J’ai revu mon ami pour la dernière fois à la fin du mois de juin 2013, lorsqu’il fit une brève escale parisienne au retour d’un festival de poésie en Suède où il avait été invité. Le médecin ne lui avait pas permis de s’absenter plus de huit jours afin de ne pas interrompre trop longtemps son traitement contre le cancer. Un gros volume d’un millier de pages venait de paraître à Téhéran quelques semaines auparavant, rassemblant son œuvre complète. Mais, nous précisa-t-il, avec 80 interventions de la censure dans le texte, qui avait supprimé tantôt un mot (par exemple l’adjectif « nu » !), tantôt un vers, tantôt tout un poème.
Sa contribution au numéro de mars 2002 de la revue Europe (« L’ardeur du poème ») s’achevait sur ces lignes : « Que la poésie soit utile à quelque chose, il m’est impossible d’en donner une preuve précise. Mais le fait est que depuis des temps immémoriaux les êtres humains ont eu, mystérieusement, besoin de poésie. Ainsi chacun l’a-t-il formée et interprétée selon ses besoins. Ce n’est pas trop s’avancer que de dire que la poésie existera toujours. Il est improbable que des appareils destinés à des tâches bien définies puissent rivaliser avec elle. La poésie, avec ses forces intemporelles, restera une voie de libération pour d’innombrables personnes, aussi bien que pour les poètes. »

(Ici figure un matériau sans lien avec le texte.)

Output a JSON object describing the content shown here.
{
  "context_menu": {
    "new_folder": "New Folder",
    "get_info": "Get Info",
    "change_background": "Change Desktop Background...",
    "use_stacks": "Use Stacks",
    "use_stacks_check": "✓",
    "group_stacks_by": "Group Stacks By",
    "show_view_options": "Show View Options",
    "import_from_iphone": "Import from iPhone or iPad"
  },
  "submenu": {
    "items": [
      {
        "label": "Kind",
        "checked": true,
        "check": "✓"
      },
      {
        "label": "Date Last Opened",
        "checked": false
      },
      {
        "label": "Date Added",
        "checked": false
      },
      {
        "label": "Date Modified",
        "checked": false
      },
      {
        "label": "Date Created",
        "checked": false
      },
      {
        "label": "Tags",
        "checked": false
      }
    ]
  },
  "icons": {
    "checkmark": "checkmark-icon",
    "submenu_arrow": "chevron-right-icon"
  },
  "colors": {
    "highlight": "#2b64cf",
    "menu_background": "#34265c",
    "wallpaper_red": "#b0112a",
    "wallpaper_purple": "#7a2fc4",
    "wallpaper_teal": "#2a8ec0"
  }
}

On peut lire dans l’anthologie permanente de Poezibao, en lien avec cet hommage, quelques poèmes extraits de son livre Le Temps versatile, traduits par Farideh Rava, qui notait dans ses remarques introductives : « Ce qui caractérise ses poèmes, c’est l’âpreté de la langue dans laquelle toute trace de soi est effacée, une impression de survol, de distance par rapport à ce qui est dit ».
[Alain Lance]
[1] Cf. le choix de textes de ces écrivains paru à cette occasion : Derrière ma fenêtre il y a un corbeau (Editions de l’Inventaire).

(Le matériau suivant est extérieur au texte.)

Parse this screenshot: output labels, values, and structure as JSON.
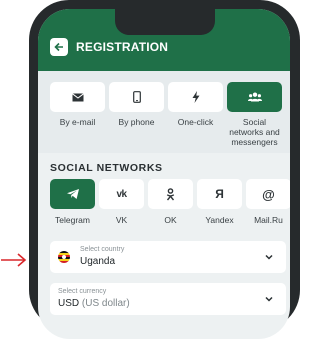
{
  "header": {
    "title": "REGISTRATION"
  },
  "reg_methods": [
    {
      "icon": "envelope-icon",
      "label": "By e-mail",
      "active": false
    },
    {
      "icon": "phone-icon",
      "label": "By phone",
      "active": false
    },
    {
      "icon": "lightning-icon",
      "label": "One-click",
      "active": false
    },
    {
      "icon": "users-icon",
      "label": "Social networks and messengers",
      "active": true
    }
  ],
  "social_title": "SOCIAL NETWORKS",
  "socials": [
    {
      "icon": "telegram-icon",
      "glyph": "",
      "label": "Telegram",
      "active": true
    },
    {
      "icon": "vk-icon",
      "glyph": "vk",
      "label": "VK",
      "active": false
    },
    {
      "icon": "ok-icon",
      "glyph": "",
      "label": "OK",
      "active": false
    },
    {
      "icon": "yandex-icon",
      "glyph": "Я",
      "label": "Yandex",
      "active": false
    },
    {
      "icon": "mailru-icon",
      "glyph": "@",
      "label": "Mail.Ru",
      "active": false
    }
  ],
  "country_field": {
    "label": "Select country",
    "value": "Uganda"
  },
  "currency_field": {
    "label": "Select currency",
    "code": "USD",
    "name": "(US dollar)"
  },
  "colors": {
    "brand_green": "#1f7048",
    "arrow_red": "#d9262a"
  }
}
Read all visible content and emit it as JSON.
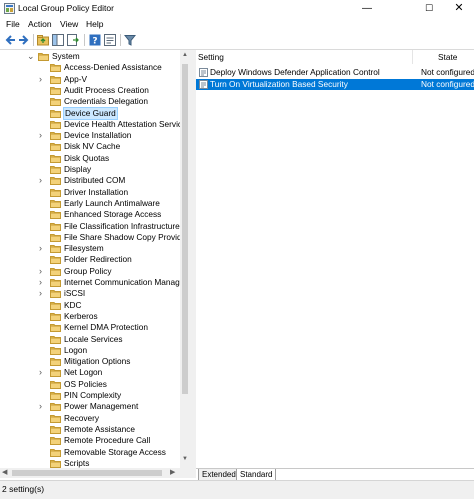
{
  "window": {
    "title": "Local Group Policy Editor",
    "min_glyph": "—",
    "max_glyph": "☐",
    "close_glyph": "✕"
  },
  "menu": [
    "File",
    "Action",
    "View",
    "Help"
  ],
  "toolbar": [
    "back-icon",
    "forward-icon",
    "up-folder-icon",
    "show-hide-tree-icon",
    "export-list-icon",
    "help-icon",
    "properties-icon",
    "filter-icon"
  ],
  "tree": {
    "parent": "System",
    "items": [
      {
        "label": "Access-Denied Assistance",
        "expandable": false
      },
      {
        "label": "App-V",
        "expandable": true
      },
      {
        "label": "Audit Process Creation",
        "expandable": false
      },
      {
        "label": "Credentials Delegation",
        "expandable": false
      },
      {
        "label": "Device Guard",
        "expandable": false,
        "selected": true
      },
      {
        "label": "Device Health Attestation Service",
        "expandable": false
      },
      {
        "label": "Device Installation",
        "expandable": true
      },
      {
        "label": "Disk NV Cache",
        "expandable": false
      },
      {
        "label": "Disk Quotas",
        "expandable": false
      },
      {
        "label": "Display",
        "expandable": false
      },
      {
        "label": "Distributed COM",
        "expandable": true
      },
      {
        "label": "Driver Installation",
        "expandable": false
      },
      {
        "label": "Early Launch Antimalware",
        "expandable": false
      },
      {
        "label": "Enhanced Storage Access",
        "expandable": false
      },
      {
        "label": "File Classification Infrastructure",
        "expandable": false
      },
      {
        "label": "File Share Shadow Copy Provider",
        "expandable": false
      },
      {
        "label": "Filesystem",
        "expandable": true
      },
      {
        "label": "Folder Redirection",
        "expandable": false
      },
      {
        "label": "Group Policy",
        "expandable": true
      },
      {
        "label": "Internet Communication Managem",
        "expandable": true
      },
      {
        "label": "iSCSI",
        "expandable": true
      },
      {
        "label": "KDC",
        "expandable": false
      },
      {
        "label": "Kerberos",
        "expandable": false
      },
      {
        "label": "Kernel DMA Protection",
        "expandable": false
      },
      {
        "label": "Locale Services",
        "expandable": false
      },
      {
        "label": "Logon",
        "expandable": false
      },
      {
        "label": "Mitigation Options",
        "expandable": false
      },
      {
        "label": "Net Logon",
        "expandable": true
      },
      {
        "label": "OS Policies",
        "expandable": false
      },
      {
        "label": "PIN Complexity",
        "expandable": false
      },
      {
        "label": "Power Management",
        "expandable": true
      },
      {
        "label": "Recovery",
        "expandable": false
      },
      {
        "label": "Remote Assistance",
        "expandable": false
      },
      {
        "label": "Remote Procedure Call",
        "expandable": false
      },
      {
        "label": "Removable Storage Access",
        "expandable": false
      },
      {
        "label": "Scripts",
        "expandable": false
      }
    ]
  },
  "list": {
    "columns": {
      "setting": "Setting",
      "state": "State"
    },
    "rows": [
      {
        "name": "Deploy Windows Defender Application Control",
        "state": "Not configured",
        "selected": false
      },
      {
        "name": "Turn On Virtualization Based Security",
        "state": "Not configured",
        "selected": true
      }
    ]
  },
  "tabs": [
    "Extended",
    "Standard"
  ],
  "status": "2 setting(s)",
  "colors": {
    "selection_blue": "#0078d7",
    "tree_selection": "#cce8ff",
    "folder": "#e8c15a"
  }
}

Photo : c'était au cours de la caravane des poètes au printemps 2005 en Iran. Sepanlou est ici avec Claude Esteban. L'ambassade de France avait eu une belle initiative : pendant quelques jours nous avons sillonné une partie du pays et fait des lectures notamment à Téhéran, Ispahan et Chiraz. Il y avait six ou sept poètes (hommes et femmes) d'Iran et du côté français Jean-Baptiste Para, Anne Talvaz, Claude Esteban et moi-même.